Day 5: “What” Writing
5 minutes: Movie Theater
The smell of popcorn engulfs the room. It’s dimly lit, whispers fill the air. Wrappers are being crumpled; boxes of candy being ripped open. People cursing under their breath as others are apologizing about pushing through. I laugh… no, chuckle as I chew on my Milk Duds. Watching this spectacle is, so far, more entertaining than the anticipation of the movie. This is what happens when you sit down early. I got a good seat. I also went out and bought candy before arriving. Not spending all my money at the theater. No, sir!
10 minutes: Cigar
Disgusting things; one of the worst by far. What is the point of a cigar? Aren’t they worse than cigarettes? And why are they legal and not marijuana? It’s not like marijuana is a piranha! Marijuana doesn’t eat away at your lungs like a cigar, yet you can very easily BUT a cigar. And putting an again limit on it doesn’t help at all. They can very easily have someone else get it for them! I’ve seen it done with alcohol. Cigar. “Close, but no cigar” as the saying goes. A cigar for the victor, I suppose. Stupid. Making something look cool so that people will get it. At one point, most everyone smoked in the movies.
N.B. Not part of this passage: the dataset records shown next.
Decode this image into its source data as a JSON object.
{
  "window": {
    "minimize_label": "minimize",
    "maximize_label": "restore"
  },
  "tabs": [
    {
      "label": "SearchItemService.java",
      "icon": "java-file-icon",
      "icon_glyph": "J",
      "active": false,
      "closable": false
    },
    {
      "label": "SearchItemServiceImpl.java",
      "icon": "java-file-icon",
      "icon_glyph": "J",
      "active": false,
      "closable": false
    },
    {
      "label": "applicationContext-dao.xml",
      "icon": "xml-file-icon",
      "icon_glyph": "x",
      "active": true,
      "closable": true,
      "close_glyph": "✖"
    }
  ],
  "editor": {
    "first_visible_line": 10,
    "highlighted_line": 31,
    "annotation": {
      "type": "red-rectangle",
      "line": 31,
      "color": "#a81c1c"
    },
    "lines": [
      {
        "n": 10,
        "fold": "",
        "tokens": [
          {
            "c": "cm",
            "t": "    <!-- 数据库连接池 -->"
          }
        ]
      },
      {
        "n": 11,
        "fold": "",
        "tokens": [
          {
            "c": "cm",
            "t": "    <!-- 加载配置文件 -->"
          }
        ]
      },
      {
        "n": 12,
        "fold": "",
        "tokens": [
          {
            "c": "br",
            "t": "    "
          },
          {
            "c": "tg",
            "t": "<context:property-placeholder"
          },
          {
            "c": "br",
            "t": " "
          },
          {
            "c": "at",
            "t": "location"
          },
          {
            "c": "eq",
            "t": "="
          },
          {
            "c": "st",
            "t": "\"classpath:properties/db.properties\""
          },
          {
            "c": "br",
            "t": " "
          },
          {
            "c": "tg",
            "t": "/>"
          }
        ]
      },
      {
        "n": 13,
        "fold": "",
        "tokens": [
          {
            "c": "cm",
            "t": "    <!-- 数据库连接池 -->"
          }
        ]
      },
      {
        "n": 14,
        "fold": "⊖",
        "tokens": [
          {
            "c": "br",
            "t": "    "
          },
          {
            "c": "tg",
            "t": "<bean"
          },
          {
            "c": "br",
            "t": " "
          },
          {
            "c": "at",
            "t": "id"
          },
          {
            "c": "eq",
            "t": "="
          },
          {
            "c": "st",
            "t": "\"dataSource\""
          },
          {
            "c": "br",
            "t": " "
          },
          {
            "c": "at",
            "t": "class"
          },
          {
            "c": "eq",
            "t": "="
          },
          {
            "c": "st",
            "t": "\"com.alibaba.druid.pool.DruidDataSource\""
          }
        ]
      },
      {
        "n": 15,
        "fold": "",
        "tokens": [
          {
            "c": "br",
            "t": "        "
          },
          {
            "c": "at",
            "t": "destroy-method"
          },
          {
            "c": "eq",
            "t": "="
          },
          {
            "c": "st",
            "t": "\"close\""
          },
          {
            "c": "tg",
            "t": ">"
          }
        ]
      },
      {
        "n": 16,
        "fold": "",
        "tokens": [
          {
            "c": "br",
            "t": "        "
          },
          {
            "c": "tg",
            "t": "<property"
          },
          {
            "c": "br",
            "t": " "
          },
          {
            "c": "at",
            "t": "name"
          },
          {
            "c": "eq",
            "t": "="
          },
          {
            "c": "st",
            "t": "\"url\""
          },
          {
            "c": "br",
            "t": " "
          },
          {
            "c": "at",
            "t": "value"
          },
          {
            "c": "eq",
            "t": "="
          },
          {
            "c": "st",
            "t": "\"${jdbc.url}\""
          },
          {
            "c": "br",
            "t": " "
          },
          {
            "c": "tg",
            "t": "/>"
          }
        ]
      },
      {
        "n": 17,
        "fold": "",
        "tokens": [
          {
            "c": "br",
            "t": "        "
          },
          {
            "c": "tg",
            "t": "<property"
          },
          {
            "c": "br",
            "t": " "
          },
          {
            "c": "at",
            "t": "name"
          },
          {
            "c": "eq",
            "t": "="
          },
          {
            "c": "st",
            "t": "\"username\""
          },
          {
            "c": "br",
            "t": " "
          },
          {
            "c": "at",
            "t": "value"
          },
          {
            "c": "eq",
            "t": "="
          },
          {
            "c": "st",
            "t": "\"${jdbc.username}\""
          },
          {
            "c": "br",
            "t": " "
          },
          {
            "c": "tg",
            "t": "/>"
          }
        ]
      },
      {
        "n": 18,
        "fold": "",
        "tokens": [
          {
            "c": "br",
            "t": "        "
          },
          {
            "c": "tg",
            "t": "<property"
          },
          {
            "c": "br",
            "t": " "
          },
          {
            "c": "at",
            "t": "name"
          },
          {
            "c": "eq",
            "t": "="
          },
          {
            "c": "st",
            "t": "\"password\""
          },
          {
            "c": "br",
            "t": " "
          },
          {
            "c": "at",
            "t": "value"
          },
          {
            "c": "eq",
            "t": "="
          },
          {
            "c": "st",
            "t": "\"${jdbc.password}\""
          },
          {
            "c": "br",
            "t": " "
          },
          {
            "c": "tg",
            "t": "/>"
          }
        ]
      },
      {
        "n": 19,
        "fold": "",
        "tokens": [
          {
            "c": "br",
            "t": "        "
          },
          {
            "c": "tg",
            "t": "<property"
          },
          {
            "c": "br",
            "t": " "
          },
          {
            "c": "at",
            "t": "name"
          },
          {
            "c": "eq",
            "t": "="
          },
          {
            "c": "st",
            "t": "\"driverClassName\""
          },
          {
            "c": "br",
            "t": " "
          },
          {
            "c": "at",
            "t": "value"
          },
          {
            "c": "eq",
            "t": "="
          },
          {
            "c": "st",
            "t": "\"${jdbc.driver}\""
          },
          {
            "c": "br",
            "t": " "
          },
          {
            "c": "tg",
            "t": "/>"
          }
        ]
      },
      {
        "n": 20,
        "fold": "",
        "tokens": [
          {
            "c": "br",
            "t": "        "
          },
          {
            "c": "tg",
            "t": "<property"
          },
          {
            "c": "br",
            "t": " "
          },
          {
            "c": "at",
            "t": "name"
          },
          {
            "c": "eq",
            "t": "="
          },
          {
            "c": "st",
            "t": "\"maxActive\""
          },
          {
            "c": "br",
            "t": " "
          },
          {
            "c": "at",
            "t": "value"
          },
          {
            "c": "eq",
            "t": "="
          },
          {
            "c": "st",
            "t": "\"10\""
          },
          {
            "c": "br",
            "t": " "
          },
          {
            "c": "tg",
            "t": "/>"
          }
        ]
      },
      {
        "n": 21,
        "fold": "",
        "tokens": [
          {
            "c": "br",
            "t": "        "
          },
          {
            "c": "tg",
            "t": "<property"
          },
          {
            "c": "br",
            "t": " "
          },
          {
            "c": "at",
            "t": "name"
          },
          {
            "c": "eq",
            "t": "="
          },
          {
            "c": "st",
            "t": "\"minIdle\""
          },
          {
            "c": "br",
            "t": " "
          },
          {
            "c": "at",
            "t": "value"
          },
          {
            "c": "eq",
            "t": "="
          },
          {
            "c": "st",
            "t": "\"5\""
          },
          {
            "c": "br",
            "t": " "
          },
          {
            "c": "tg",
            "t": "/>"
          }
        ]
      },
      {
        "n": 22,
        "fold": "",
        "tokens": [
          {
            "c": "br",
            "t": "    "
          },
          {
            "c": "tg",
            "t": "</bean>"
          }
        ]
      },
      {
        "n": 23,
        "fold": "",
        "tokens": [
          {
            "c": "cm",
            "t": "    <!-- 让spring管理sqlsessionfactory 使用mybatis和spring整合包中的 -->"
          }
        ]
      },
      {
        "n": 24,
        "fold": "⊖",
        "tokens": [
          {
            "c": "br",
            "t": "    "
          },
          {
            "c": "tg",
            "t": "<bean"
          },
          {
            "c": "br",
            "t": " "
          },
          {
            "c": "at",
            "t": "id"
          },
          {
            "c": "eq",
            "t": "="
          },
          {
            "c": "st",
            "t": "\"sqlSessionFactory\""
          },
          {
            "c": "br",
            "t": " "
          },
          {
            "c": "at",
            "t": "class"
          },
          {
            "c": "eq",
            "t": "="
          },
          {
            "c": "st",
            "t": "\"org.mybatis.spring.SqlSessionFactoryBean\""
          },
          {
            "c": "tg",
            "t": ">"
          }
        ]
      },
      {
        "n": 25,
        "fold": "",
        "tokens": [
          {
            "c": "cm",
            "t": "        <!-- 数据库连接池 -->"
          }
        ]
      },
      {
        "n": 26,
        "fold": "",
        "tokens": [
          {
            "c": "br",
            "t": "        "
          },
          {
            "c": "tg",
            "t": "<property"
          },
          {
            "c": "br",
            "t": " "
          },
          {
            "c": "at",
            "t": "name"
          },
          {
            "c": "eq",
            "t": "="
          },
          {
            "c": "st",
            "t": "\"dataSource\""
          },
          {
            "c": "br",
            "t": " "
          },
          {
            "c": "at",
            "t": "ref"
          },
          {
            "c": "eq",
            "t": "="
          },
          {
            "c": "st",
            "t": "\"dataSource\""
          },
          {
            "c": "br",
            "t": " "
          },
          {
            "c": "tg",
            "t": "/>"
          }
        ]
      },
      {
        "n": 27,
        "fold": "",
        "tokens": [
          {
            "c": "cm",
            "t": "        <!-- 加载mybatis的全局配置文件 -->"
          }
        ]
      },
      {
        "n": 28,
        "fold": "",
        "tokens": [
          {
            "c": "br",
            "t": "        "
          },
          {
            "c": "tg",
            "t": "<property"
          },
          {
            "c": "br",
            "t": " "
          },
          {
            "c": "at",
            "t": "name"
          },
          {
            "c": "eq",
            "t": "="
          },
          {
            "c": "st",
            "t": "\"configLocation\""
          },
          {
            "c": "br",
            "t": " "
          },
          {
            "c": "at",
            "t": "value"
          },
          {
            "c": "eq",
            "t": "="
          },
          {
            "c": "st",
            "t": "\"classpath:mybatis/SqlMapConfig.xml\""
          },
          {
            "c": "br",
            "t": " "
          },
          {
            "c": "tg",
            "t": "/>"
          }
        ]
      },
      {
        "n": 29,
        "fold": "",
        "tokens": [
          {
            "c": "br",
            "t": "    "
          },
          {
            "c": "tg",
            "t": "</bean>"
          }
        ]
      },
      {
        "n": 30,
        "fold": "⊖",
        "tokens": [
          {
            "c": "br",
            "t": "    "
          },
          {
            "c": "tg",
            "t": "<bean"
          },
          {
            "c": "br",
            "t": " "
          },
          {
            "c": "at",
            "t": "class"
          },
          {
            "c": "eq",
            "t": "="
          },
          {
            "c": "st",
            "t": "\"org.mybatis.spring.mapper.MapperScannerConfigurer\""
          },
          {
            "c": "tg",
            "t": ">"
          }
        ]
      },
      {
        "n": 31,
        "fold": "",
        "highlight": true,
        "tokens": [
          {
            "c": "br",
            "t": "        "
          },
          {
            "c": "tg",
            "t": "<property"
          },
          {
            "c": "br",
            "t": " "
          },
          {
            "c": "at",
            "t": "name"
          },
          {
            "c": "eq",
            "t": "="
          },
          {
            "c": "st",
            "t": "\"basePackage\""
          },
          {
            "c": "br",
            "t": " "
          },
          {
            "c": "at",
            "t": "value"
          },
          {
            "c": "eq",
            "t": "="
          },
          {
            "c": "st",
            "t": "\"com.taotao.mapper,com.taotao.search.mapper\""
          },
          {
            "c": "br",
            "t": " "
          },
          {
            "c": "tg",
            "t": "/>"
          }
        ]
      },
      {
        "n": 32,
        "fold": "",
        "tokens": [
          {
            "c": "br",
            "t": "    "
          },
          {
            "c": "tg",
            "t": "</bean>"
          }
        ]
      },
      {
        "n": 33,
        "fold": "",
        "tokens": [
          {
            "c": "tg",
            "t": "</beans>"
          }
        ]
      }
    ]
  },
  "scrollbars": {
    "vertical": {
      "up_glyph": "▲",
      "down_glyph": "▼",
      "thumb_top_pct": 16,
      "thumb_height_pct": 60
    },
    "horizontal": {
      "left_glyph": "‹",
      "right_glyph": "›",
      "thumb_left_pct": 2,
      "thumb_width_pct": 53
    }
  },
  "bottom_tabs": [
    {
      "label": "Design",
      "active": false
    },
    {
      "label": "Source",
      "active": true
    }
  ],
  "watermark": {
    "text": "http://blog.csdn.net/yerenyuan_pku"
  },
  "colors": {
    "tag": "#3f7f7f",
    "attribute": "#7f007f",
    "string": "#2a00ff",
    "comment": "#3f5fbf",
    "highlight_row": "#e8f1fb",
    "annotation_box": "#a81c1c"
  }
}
Its becoming rare, now, but its still there. I don’t know how old Independence Day is, but there were many references to cigars there. I’ve never held one, smoked one or figured out how to roll one. They can have “fun” with that. I’d rather they all disappeared, but I can’t interfere. Its their business if they want to have black lungs filled with tar, but I’m not going to be the one that hands them that fatal cigar.
90 seconds: Arrow
You’d be amazed what an arrow can do. Most people just think of the one that can kill, but I’m thinking of the one that points you in a direction. You can be an arrow if need be. Just point.